L’article L.461-1 du Code de la Sécurité sociale dispose que la maladie désignée dans le tableau de maladies professionnelles est « présumée professionnelle » sans que le salarié n’ait à prouver le lien entre la maladie dont il souffre et le travail. Toutefois, « les pathologies psychiques peuvent être reconnues comme maladies d’origine professionnelle ». Certes, pour le moment l'épuisement professionnel ne figure pas dans la liste des tableaux de maladies professionnelles. En revanche, s’il ne bénéficie pour l’instant pas de la présomption, il est reconnu comme maladie professionnelle par la Sécurité sociale et par la Justice.
La reconnaissance d’une maladie professionnelle par la Sécurité sociale
La reconnaissance peut être sollicitée auprès de la CPAM par l’envoi d’une « déclaration de maladie professionnelle ou demande motivée de reconnaissance de maladie professionnelle ». La CPAM évaluera le taux d’incapacité de travail du salarié. Si ce dernier est supérieur à 25 % et s’il y a un lien direct entre la maladie et le travail, la CPAM transmettra la demande de reconnaissance de maladie professionnelle au comité régional de reconnaissance des maladies professionnelles. Si la maladie professionnelle est reconnue, le salarié pourra bénéficier de la réparation de ses dommages corporels, de l’octroi d’indemnités journalières en cas d’interruption temporaire de travail et d’une rente en cas d’incapacité permanente.
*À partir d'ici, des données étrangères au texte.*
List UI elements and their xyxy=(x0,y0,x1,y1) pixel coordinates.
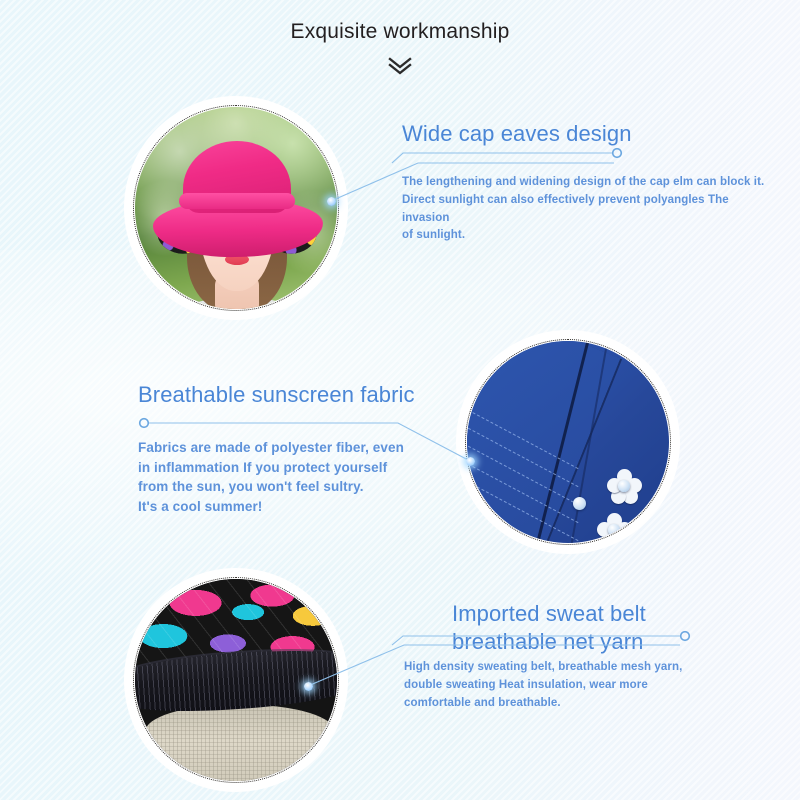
infographic-page: Exquisite workmanship xyxy=(0,0,800,800)
section-body-wide-cap-eaves: The lengthening and widening design of t… xyxy=(402,174,774,245)
product-photo-wide-cap-eaves[interactable] xyxy=(124,96,348,320)
section-heading-wide-cap-eaves: Wide cap eaves design xyxy=(402,120,782,148)
page-title: Exquisite workmanship xyxy=(0,0,800,44)
chevron-double-down-icon xyxy=(386,56,414,76)
section-body-imported-sweat-belt: High density sweating belt, breathable m… xyxy=(404,659,744,712)
section-heading-imported-sweat-belt: Imported sweat belt breathable net yarn xyxy=(452,600,772,656)
flower-decoration xyxy=(607,469,641,503)
photo-image-area xyxy=(135,579,337,781)
hat-band xyxy=(179,193,295,209)
hotspot-sweat-belt[interactable] xyxy=(304,682,313,691)
section-heading-breathable-sunscreen-fabric: Breathable sunscreen fabric xyxy=(138,381,468,409)
section-body-breathable-sunscreen-fabric: Fabrics are made of polyester fiber, eve… xyxy=(138,438,458,516)
product-photo-breathable-fabric[interactable] xyxy=(456,330,680,554)
hotspot-wide-cap-eaves[interactable] xyxy=(327,197,336,206)
header: Exquisite workmanship xyxy=(0,0,800,76)
product-photo-sweat-belt[interactable] xyxy=(124,568,348,792)
flower-decoration xyxy=(597,513,631,543)
hotspot-breathable-fabric[interactable] xyxy=(466,457,475,466)
mesh-net-yarn xyxy=(145,705,335,781)
loose-pearl-bead xyxy=(573,497,586,510)
photo-image-area xyxy=(467,341,669,543)
background-highlight-wash xyxy=(0,250,800,610)
photo-image-area xyxy=(135,107,337,309)
pearl-center xyxy=(618,480,630,492)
La reconnaissance d’une maladie professionnelle par la Justice
L'épuisement professionnel peut trouver son origine dans des faits de harcèlement de la hiérarchie comme l'a reconnu la Cour de cassation sur le fondement de l’article L. 1152 du Code du travail (Cass. soc., 15 novembre 2006, n° 05-41.489). L’employé doit alors établir un lien de causalité entre la maladie et ses conditions de travail habituelles. Même s’il n’y a pas de harcèlement, l’employeur doit prendre les mesures nécessaires pour protéger la santé physique et mentale des travailleurs qui sont des mesures d’ordre public. Ainsi, si l'épuisement professionnel est dû à une surcharge de travail, l’employeur sera condamné. Par ailleurs, le salarié en arrêt maladie prolongé en raison d’un épuisement professionnel sera protégé contre le licenciement (Cass. soc., 13 mars 2013, n° 11-22082).
En définitive, Muriel Pénicaud a tord quand elle affirme, s’exprimant sur les 35 suicides de France Télécom, que l'épuisement professionnel n’est pas une maladie professionnelle.